A counselor with more than 20 years of experience in the mental health field, Cochrane has been interested in neurofeedback training since it was first introduced in the 1970s. “I didn’t want to be involved because it required the clinician playing God. I never felt comfortable playing God with someone’s brain,” she says.

That changed when she learned about the Zengar NeuroCARE system, because the clinician is only a facilitator and the brain chooses what it needs, she says. Cochrane has been offering NFT for five years, and is currently exploring, as part of her doctorate degree studies, the process of changes that occur while a person goes through NFT.

Neurofeedback training, which is not considered a treatment but rather an alternative approach to using medication, is “the process of the brain giving itself the information to change its patterns, to self-correct and self-regulate with maximum efficiency,” according to Cochrane, who has been practicing at her current Poulsbo location since 2000. “NFT trains the entire central nervous system and allows the brain for the first time to observe a large spectrum of its own activity in real time.” She says it’s similar to the brain watching itself in the mirror and being able to self-correct, and compares the training to physical exercise for the body muscles.

“Mental health disorders are more like ‘stuckness.’ Neurofeedback training breaks up the stuckness and allows the person to respond with resilience,” she says.

During an NFT session, the client relaxes in a chair while listening to music and watching a video on a screen (which resembles random drawings similar to a computer screen saver).

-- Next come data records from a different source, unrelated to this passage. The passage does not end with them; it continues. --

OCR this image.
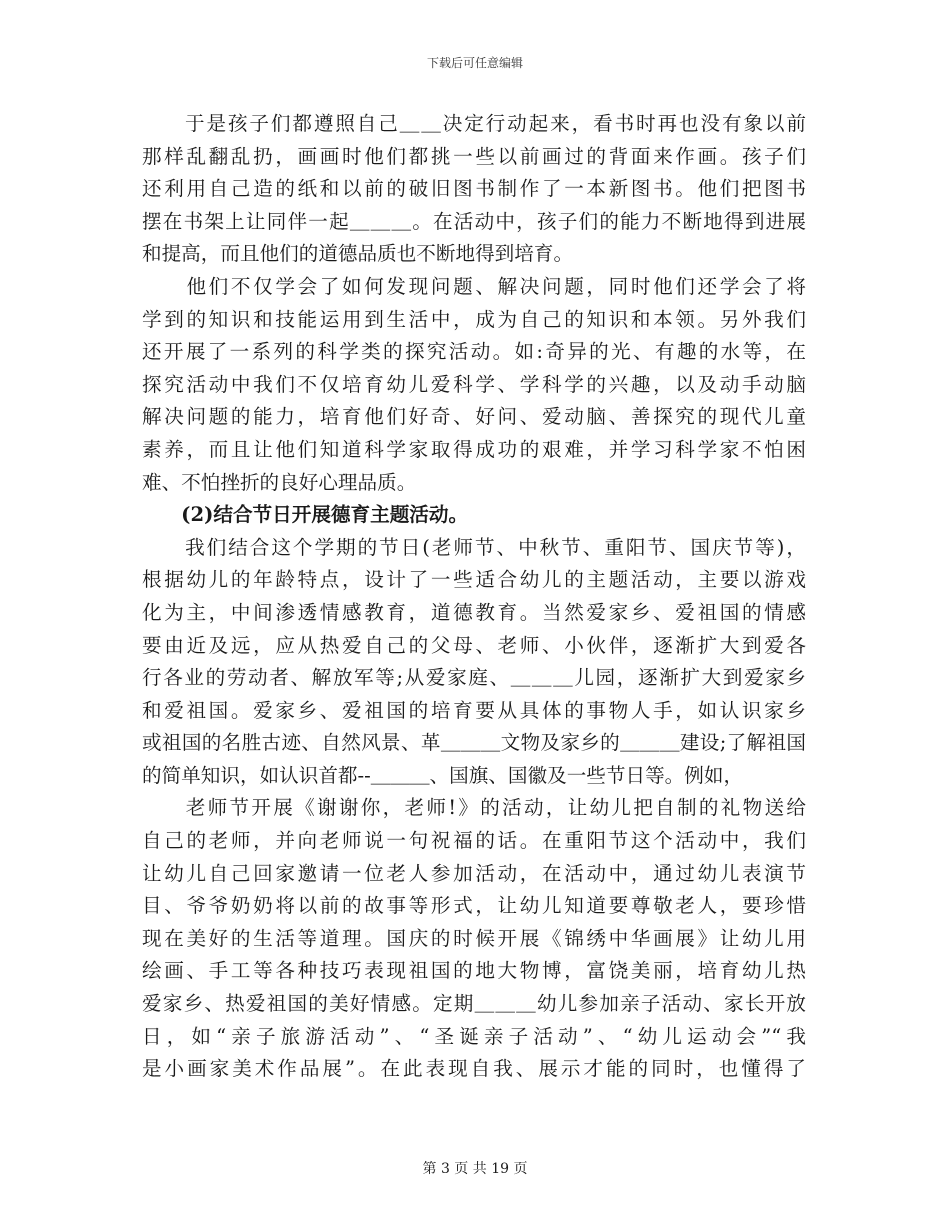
下载后可任意编辑
　　于是孩子们都遵照自己＿＿决定行动起来，看书时再也没有象以前
那样乱翻乱扔，画画时他们都挑一些以前画过的背面来作画。孩子们
还利用自己造的纸和以前的破旧图书制作了一本新图书。他们把图书
摆在书架上让同伴一起＿＿＿。在活动中，孩子们的能力不断地得到进展
和提高，而且他们的道德品质也不断地得到培育。
　　他们不仅学会了如何发现问题、解决问题，同时他们还学会了将
学到的知识和技能运用到生活中，成为自己的知识和本领。另外我们
还开展了一系列的科学类的探究活动。如:奇异的光、有趣的水等，在
探究活动中我们不仅培育幼儿爱科学、学科学的兴趣，以及动手动脑
解决问题的能力，培育他们好奇、好问、爱动脑、善探究的现代儿童
素养，而且让他们知道科学家取得成功的艰难，并学习科学家不怕困
难、不怕挫折的良好心理品质。
　　(2)结合节日开展德育主题活动。
　　我们结合这个学期的节日(老师节、中秋节、重阳节、国庆节等)，
根据幼儿的年龄特点，设计了一些适合幼儿的主题活动，主要以游戏
化为主，中间渗透情感教育，道德教育。当然爱家乡、爱祖国的情感
要由近及远，应从热爱自己的父母、老师、小伙伴，逐渐扩大到爱各
行各业的劳动者、解放军等;从爱家庭、＿＿＿儿园，逐渐扩大到爱家乡
和爱祖国。爱家乡、爱祖国的培育要从具体的事物人手，如认识家乡
或祖国的名胜古迹、自然风景、革＿＿＿文物及家乡的＿＿＿建设;了解祖国
的简单知识，如认识首都--＿＿＿、国旗、国徽及一些节日等。例如，
　　老师节开展《谢谢你，老师!》的活动，让幼儿把自制的礼物送给
自己的老师，并向老师说一句祝福的话。在重阳节这个活动中，我们
让幼儿自己回家邀请一位老人参加活动，在活动中，通过幼儿表演节
目、爷爷奶奶将以前的故事等形式，让幼儿知道要尊敬老人，要珍惜
现在美好的生活等道理。国庆的时候开展《锦绣中华画展》让幼儿用
绘画、手工等各种技巧表现祖国的地大物博，富饶美丽，培育幼儿热
爱家乡、热爱祖国的美好情感。定期＿＿＿幼儿参加亲子活动、家长开放
日，如“亲子旅游活动”、“圣诞亲子活动”、“幼儿运动会”“我
是小画家美术作品展”。在此表现自我、展示才能的同时，也懂得了
第 3 页 共 19 页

Sensors placed on each side of the scalp read brain waves, and the information is transmitted to a computer. When “less than optimal brainwave activity” emerges, a skip registers in the music and video; the skip is then transmitted back to the brain in a feedback loop. “The brain takes the skip and uses it to train you,” Cochrane says. “The clinician is not putting anything into the brain, only facilitating how quickly you get the information.”

Cochrane’s clients have the option of simultaneously having a psychotherapy session. Her daughter, Caitlin, also provides neurofeedback training but does not offer any counseling services. The number of sessions is up to each individual, but Cochrane says clients usually have an average of 20 sessions. The response is different for each person, and some feel changes after a handful of sessions while others come back for “tune-ups.” Cochrane says there is no guarantee about the effects of the training, and that it has no known negative side effects.

Cochrane decided to study psychology since she was 11 years old, after reading a book about child development. “I was fascinated they could generalize the information,” she says. Her career has included working as a mental health therapist for Jefferson Mental Health Services and director of Northwest branch of the National Academy for Child Development, in addition to private practice.

She says she has observed many positive changes in people who utilize NFT, from memory improvements and better organizational skills to no longer needing to take medication for disorders like ADHD and depression. The clients range in age from young children to the elderly, and some draw a parallel between the results of their sessions and computer improvements after a harddrive is defragmented.

“It is great for people who want to improve their optimal performance in everyday life and feel a sense of well-being,” she says — similar to tuning up a car so it has a smoother ride. She cautions, however, that it is only training, not a cure, and not a replacement for psychotherapy — she uses NFT “as a tool” that is part of the therapy treatments.

“The training breaks up patterns of behaviors that are dysfunctional or disruptive by showing the central nervous system there is another way,” she says. “Given the information it needs, the brain will heal itself.”